Elasticsearch的一些api随记

来自三线的随记
Admin讨论 | 贡献2023年12月12日 (二) 20:58的版本

Health

/_cat/health
/_cluster/health

Indices health

按条件查看索引状态

/_cat/indices?help
/_cat/indices?health=red&v&s=store.size:desc,index
/_cat/indices?health=yellow&v&s=store.size:desc,index
/_cat/indices?health=green&v&s=store.size:desc,index

Nodes

/_cat/nodes?v

查看es各节点磁盘空间占用、分片数目等

/_cat/allocation?v

Get master node

/_cat/master?v

Cluster allocation explain related

用于定位分片状态以及分片为何故障

/_cat/shards/index_name-*?v&s=state,index&h=index,shard,prirep,state,docs,store,ip,node,unassigned.reason
/_cluster/allocation/explain

Shards

粗略查看分片情况,特别是查看分片分布节点或大小/状态

GET /_cat/shards
GET /_cat/shards?index=index_name
GET /_cat/shards?index=index_na*

查看分片分配失败原因

/_cat/shards/index_name-*?v&s=state,index&h=index,shard,prirep,state,docs,store,ip,node,unassigned.reason

Adds a data stream or index to an alias, and sets the write index or data stream for the alias

为别名设置可写索引或数据流

If the alias doesn’t exist, the add action creates it.

POST /_aliases 
{
  "actions": [
      {
            "add": {
               "index": "es-k8s-logs-000020",    
               "alias": "es-k8s-logs-alias",    
               "is_write_index": true 
          }
      }
    ]
}

Thread pool related

https://www.elastic.co/guide/en/elasticsearch/reference/current/cat-thread-pool.html

/_cluster/settings?pretty&include_defaults=true | grep processors

Get maximum number of threads info

curl "127.1:9200/_cat/thread_pool?v&h=ip,node_name,id,name,max,size,queue_size,queue,active,rejected&pretty"

Templates 模板

/_cat/templates?v

⚠️ /_template/${template_name} is legacy index templates, which are deprecated and will be replaced by the composable templates introduced in Elasticsearch 7.8.

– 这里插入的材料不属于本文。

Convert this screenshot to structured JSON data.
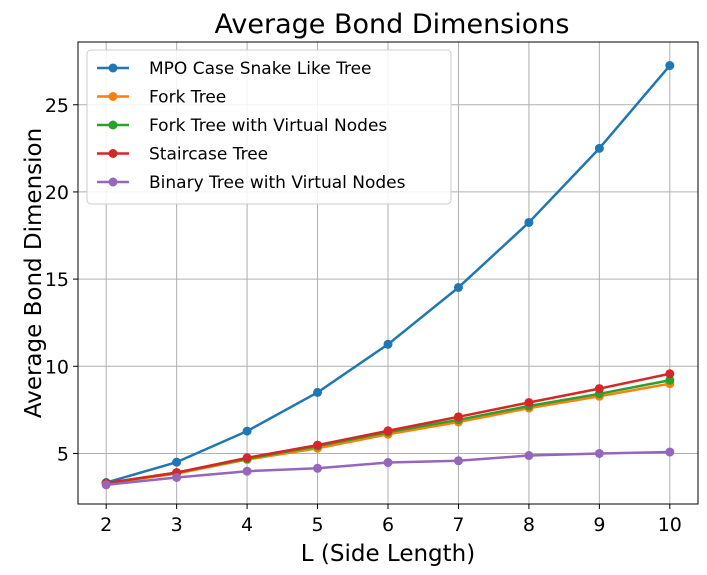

新版本中使用 /_index_template 取代

GET/PUT /_template/${template_name}

Use template to change the replicas settings of all indexes (Legacy index template)

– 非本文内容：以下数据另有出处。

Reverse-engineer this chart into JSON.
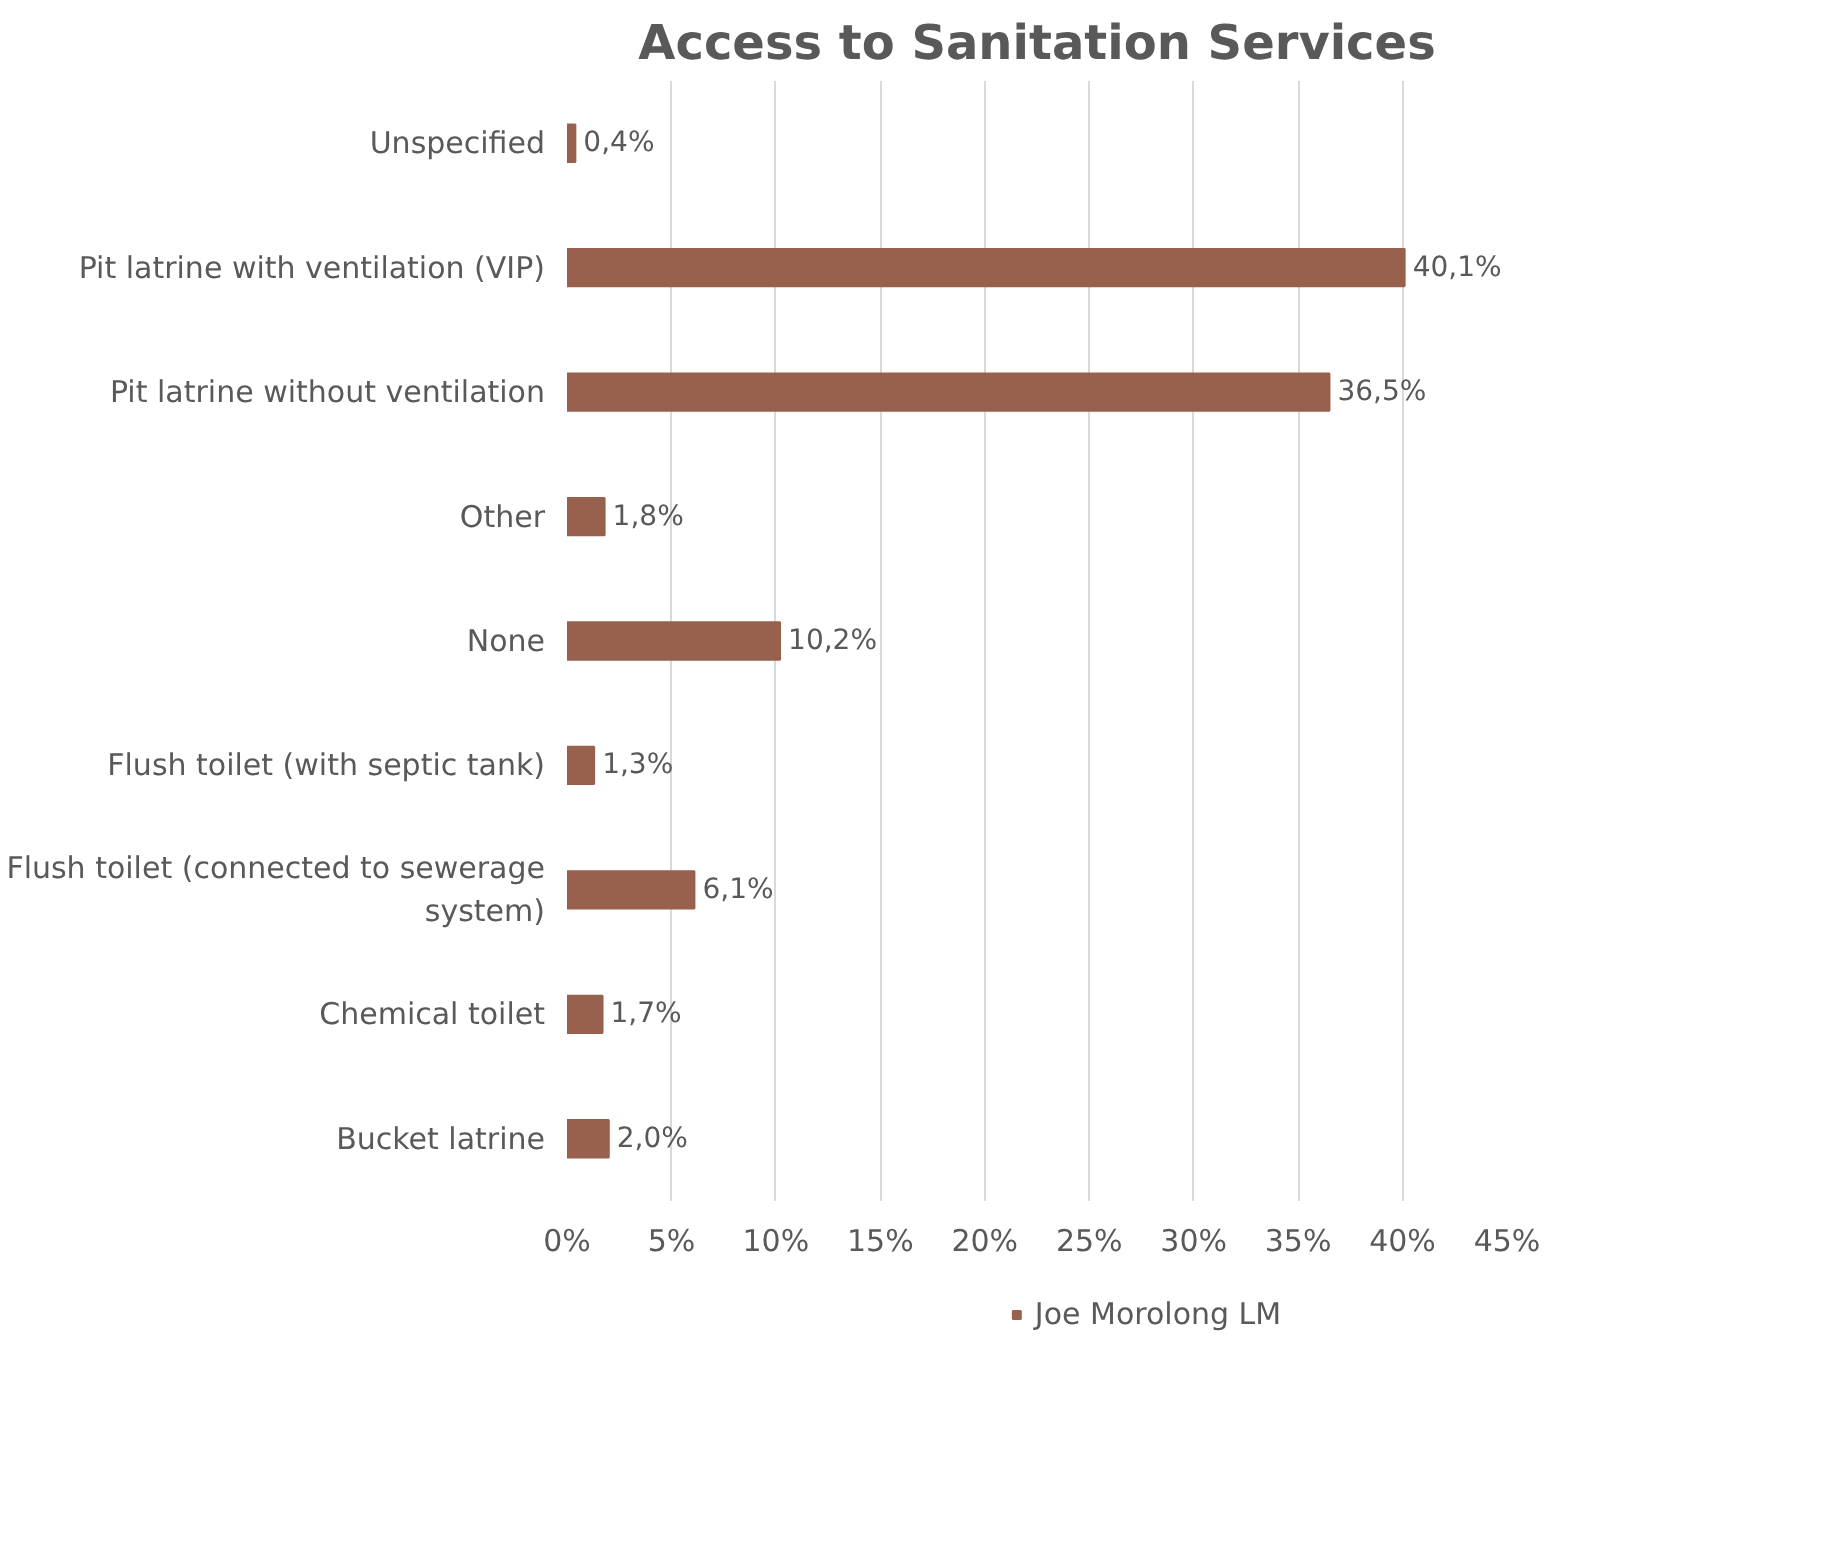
{
  "chart_data": {
    "type": "bar",
    "orientation": "horizontal",
    "title": "Access to Sanitation Services",
    "categories": [
      "Unspecified",
      "Pit latrine with ventilation (VIP)",
      "Pit latrine without ventilation",
      "Other",
      "None",
      "Flush toilet (with septic tank)",
      "Flush toilet (connected to sewerage system)",
      "Chemical toilet",
      "Bucket latrine"
    ],
    "series": [
      {
        "name": "Joe Morolong LM",
        "color": "#97614d",
        "values": [
          0.4,
          40.1,
          36.5,
          1.8,
          10.2,
          1.3,
          6.1,
          1.7,
          2.0
        ],
        "value_labels": [
          "0,4%",
          "40,1%",
          "36,5%",
          "1,8%",
          "10,2%",
          "1,3%",
          "6,1%",
          "1,7%",
          "2,0%"
        ]
      }
    ],
    "xlim": [
      0,
      45
    ],
    "xticks": [
      {
        "value": 0,
        "label": "0%"
      },
      {
        "value": 5,
        "label": "5%"
      },
      {
        "value": 10,
        "label": "10%"
      },
      {
        "value": 15,
        "label": "15%"
      },
      {
        "value": 20,
        "label": "20%"
      },
      {
        "value": 25,
        "label": "25%"
      },
      {
        "value": 30,
        "label": "30%"
      },
      {
        "value": 35,
        "label": "35%"
      },
      {
        "value": 40,
        "label": "40%"
      },
      {
        "value": 45,
        "label": "45%"
      }
    ],
    "grid": "x",
    "legend": "bottom"
  }
}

PUT /_template/${template_name}
{
    "order": 2147483647,
    "index_patterns": [
        "*"
    ],
    "settings": {
        "index": {
            "number_of_replicas": "0"
        }
    }
}

ILM (index lifecycle policy) 索引生命周期

顾名思义,ilm另外也可用于做ES集群的冷热温架构。

不同的阶段(phase)能做哪些事可以在这个 Document 查看

比较难受的是,ilm目前没有类似 _cat/templates 的接口一次性只查看这个集群已配置的 ILM 策略名字,只能一次性获取全部策略具体定义

GET /_ilm/policy

Get specific ilm policy detail 获取特定ILM策略定义

GET /_ilm/policy/${ilm_name}
PUT /_ilm/policy/ilm-30d-delete
{
  "policy": {
    "phases": {
      "delete": {
        "min_age": "30d",
        "actions": {
          "delete": {
            "delete_searchable_snapshot": true
          }
        }
      }
    }
  }
}

Get index's ilm status 获取索引当前 ILM 状态

get /${index_name}/_ilm/explain

Move index's ilm to step 修改索引的ILM阶段状态(人为触发ILM action执行)

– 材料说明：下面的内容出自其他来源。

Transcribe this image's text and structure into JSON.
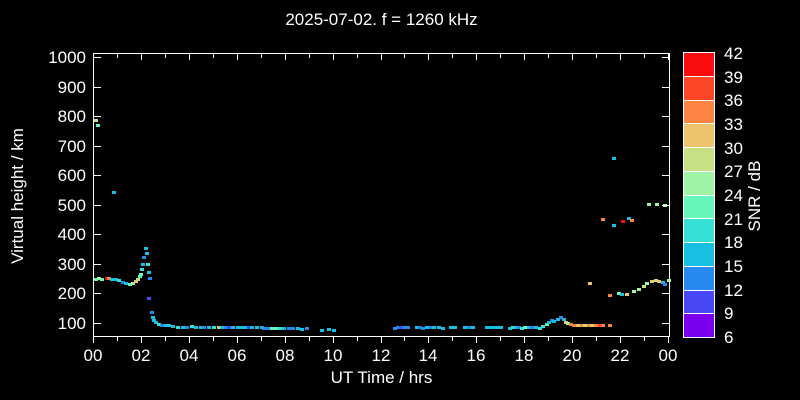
{
  "window": {
    "background": "#000000",
    "foreground": "#ffffff"
  },
  "chart_data": {
    "type": "scatter",
    "title": "2025-07-02. f = 1260 kHz",
    "xlabel": "UT Time / hrs",
    "ylabel": "Virtual height / km",
    "xlim": [
      0,
      24
    ],
    "ylim": [
      55,
      1015
    ],
    "x_tick_hours": [
      0,
      2,
      4,
      6,
      8,
      10,
      12,
      14,
      16,
      18,
      20,
      22,
      24
    ],
    "x_tick_labels": [
      "00",
      "02",
      "04",
      "06",
      "08",
      "10",
      "12",
      "14",
      "16",
      "18",
      "20",
      "22",
      "00"
    ],
    "x_minor_every_hours": 1,
    "y_ticks_km": [
      100,
      200,
      300,
      400,
      500,
      600,
      700,
      800,
      900,
      1000
    ],
    "grid": false,
    "colorbar": {
      "label": "SNR / dB",
      "ticks": [
        6,
        9,
        12,
        15,
        18,
        21,
        24,
        27,
        30,
        33,
        36,
        39,
        42
      ],
      "bin_min": 6,
      "bin_size": 3,
      "colors_low_to_high": [
        "#7b00f0",
        "#4847f5",
        "#268af0",
        "#17c0e0",
        "#36e0d5",
        "#66f5ba",
        "#9ef4a4",
        "#c7e086",
        "#edc36e",
        "#fc8544",
        "#fc4628",
        "#fc0d0d"
      ]
    },
    "points_hour_km_snr": [
      [
        0.08,
        788,
        28
      ],
      [
        0.16,
        772,
        22
      ],
      [
        0.08,
        250,
        23
      ],
      [
        0.2,
        252,
        24
      ],
      [
        0.35,
        248,
        21
      ],
      [
        0.55,
        253,
        40
      ],
      [
        0.63,
        252,
        34
      ],
      [
        0.75,
        250,
        17
      ],
      [
        0.9,
        248,
        17
      ],
      [
        1.05,
        246,
        18
      ],
      [
        1.2,
        238,
        13
      ],
      [
        1.35,
        234,
        16
      ],
      [
        1.5,
        231,
        22
      ],
      [
        1.62,
        236,
        25
      ],
      [
        1.75,
        240,
        31
      ],
      [
        1.85,
        248,
        27
      ],
      [
        1.9,
        258,
        23
      ],
      [
        0.85,
        545,
        17
      ],
      [
        1.95,
        265,
        22
      ],
      [
        2.0,
        282,
        18
      ],
      [
        2.05,
        300,
        17
      ],
      [
        2.1,
        322,
        13
      ],
      [
        2.15,
        352,
        17
      ],
      [
        2.2,
        338,
        15
      ],
      [
        2.25,
        300,
        19
      ],
      [
        2.3,
        272,
        15
      ],
      [
        2.35,
        252,
        13
      ],
      [
        2.3,
        185,
        11
      ],
      [
        2.42,
        135,
        13
      ],
      [
        2.45,
        120,
        16
      ],
      [
        2.5,
        108,
        15
      ],
      [
        2.6,
        102,
        17
      ],
      [
        2.72,
        97,
        18
      ],
      [
        2.85,
        94,
        14
      ],
      [
        3.0,
        92,
        16
      ],
      [
        3.15,
        91,
        17
      ],
      [
        3.3,
        89,
        15
      ],
      [
        3.5,
        87,
        19
      ],
      [
        3.7,
        85,
        16
      ],
      [
        3.9,
        87,
        14
      ],
      [
        4.1,
        89,
        20
      ],
      [
        4.25,
        87,
        17
      ],
      [
        4.45,
        86,
        16
      ],
      [
        4.6,
        85,
        13
      ],
      [
        4.8,
        86,
        17
      ],
      [
        5.0,
        85,
        18
      ],
      [
        5.2,
        85,
        31
      ],
      [
        5.35,
        86,
        16
      ],
      [
        5.5,
        86,
        13
      ],
      [
        5.65,
        84,
        11
      ],
      [
        5.8,
        85,
        16
      ],
      [
        6.0,
        86,
        17
      ],
      [
        6.15,
        85,
        15
      ],
      [
        6.3,
        84,
        17
      ],
      [
        6.45,
        85,
        10
      ],
      [
        6.6,
        85,
        16
      ],
      [
        6.8,
        84,
        17
      ],
      [
        7.0,
        86,
        15
      ],
      [
        7.1,
        83,
        13
      ],
      [
        7.25,
        82,
        14
      ],
      [
        7.45,
        81,
        21
      ],
      [
        7.6,
        83,
        23
      ],
      [
        7.75,
        81,
        19
      ],
      [
        7.95,
        83,
        16
      ],
      [
        8.15,
        81,
        14
      ],
      [
        8.3,
        82,
        12
      ],
      [
        8.5,
        81,
        16
      ],
      [
        8.7,
        79,
        15
      ],
      [
        8.9,
        81,
        13
      ],
      [
        9.5,
        77,
        15
      ],
      [
        9.8,
        79,
        16
      ],
      [
        10.0,
        76,
        17
      ],
      [
        12.55,
        83,
        12
      ],
      [
        12.7,
        86,
        13
      ],
      [
        12.8,
        85,
        11
      ],
      [
        12.95,
        87,
        14
      ],
      [
        13.1,
        85,
        12
      ],
      [
        13.5,
        84,
        16
      ],
      [
        13.62,
        86,
        13
      ],
      [
        13.75,
        83,
        12
      ],
      [
        13.9,
        85,
        15
      ],
      [
        14.05,
        84,
        13
      ],
      [
        14.2,
        86,
        16
      ],
      [
        14.4,
        85,
        16
      ],
      [
        14.55,
        83,
        17
      ],
      [
        14.9,
        84,
        16
      ],
      [
        15.05,
        85,
        15
      ],
      [
        15.5,
        84,
        17
      ],
      [
        15.65,
        86,
        13
      ],
      [
        15.8,
        85,
        16
      ],
      [
        16.4,
        85,
        15
      ],
      [
        16.5,
        85,
        16
      ],
      [
        16.62,
        85,
        16
      ],
      [
        16.75,
        85,
        17
      ],
      [
        16.88,
        85,
        16
      ],
      [
        17.0,
        85,
        17
      ],
      [
        17.35,
        83,
        17
      ],
      [
        17.5,
        85,
        19
      ],
      [
        17.62,
        84,
        16
      ],
      [
        17.75,
        86,
        14
      ],
      [
        17.88,
        83,
        18
      ],
      [
        18.0,
        85,
        22
      ],
      [
        18.15,
        84,
        17
      ],
      [
        18.3,
        86,
        13
      ],
      [
        18.45,
        85,
        16
      ],
      [
        18.6,
        83,
        19
      ],
      [
        18.75,
        90,
        18
      ],
      [
        18.9,
        97,
        21
      ],
      [
        19.0,
        102,
        17
      ],
      [
        19.1,
        110,
        14
      ],
      [
        19.2,
        105,
        17
      ],
      [
        19.35,
        113,
        16
      ],
      [
        19.5,
        119,
        13
      ],
      [
        19.6,
        112,
        15
      ],
      [
        19.7,
        104,
        31
      ],
      [
        19.8,
        99,
        25
      ],
      [
        19.9,
        96,
        34
      ],
      [
        20.05,
        93,
        34
      ],
      [
        20.2,
        91,
        31
      ],
      [
        20.35,
        93,
        34
      ],
      [
        20.5,
        91,
        28
      ],
      [
        20.65,
        92,
        34
      ],
      [
        20.8,
        91,
        31
      ],
      [
        20.95,
        93,
        34
      ],
      [
        21.1,
        91,
        37
      ],
      [
        21.25,
        92,
        34
      ],
      [
        21.55,
        91,
        34
      ],
      [
        21.7,
        660,
        17
      ],
      [
        21.25,
        452,
        33
      ],
      [
        21.7,
        432,
        17
      ],
      [
        22.1,
        445,
        40
      ],
      [
        22.35,
        455,
        17
      ],
      [
        22.45,
        448,
        34
      ],
      [
        23.15,
        502,
        26
      ],
      [
        23.5,
        503,
        26
      ],
      [
        23.85,
        501,
        25
      ],
      [
        20.7,
        236,
        31
      ],
      [
        21.55,
        194,
        34
      ],
      [
        21.9,
        200,
        22
      ],
      [
        22.05,
        196,
        17
      ],
      [
        22.25,
        198,
        31
      ],
      [
        22.55,
        206,
        25
      ],
      [
        22.75,
        216,
        26
      ],
      [
        22.95,
        226,
        27
      ],
      [
        23.1,
        234,
        26
      ],
      [
        23.3,
        241,
        31
      ],
      [
        23.45,
        244,
        28
      ],
      [
        23.6,
        242,
        31
      ],
      [
        23.75,
        239,
        17
      ],
      [
        23.85,
        233,
        13
      ],
      [
        23.98,
        244,
        24
      ]
    ]
  }
}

https://www.elastic.co/guide/en/elasticsearch/reference/current/ilm-move-to-step.html

POST _ilm/move/my-index-000001
{
  "current_step": { 
    "phase": "new",
    "action": "complete",
    "name": "complete"
  },
  "next_step": { 
    "phase": "warm",
    "action": "forcemerge", 
    "name": "forcemerge" 
  }
}

Manually create an index that is managed by template and ILM (including rollover operations by day) 手动创建原本应由template和ilm管控的索引,且索引名内包含日期(动态索引名)

这种索引不能直接粗暴地 PUT /index-name-2022.10.23-000022 以创建索引,否则手动创建出来的索引,在rollover滚动 (例如rollover-max_age:1d)的时候,创建出来的新索引名字仍然是创建索引时定义的日期,而不是当天轮滚发生时的日期(如 index-name-2022.10.23-000023)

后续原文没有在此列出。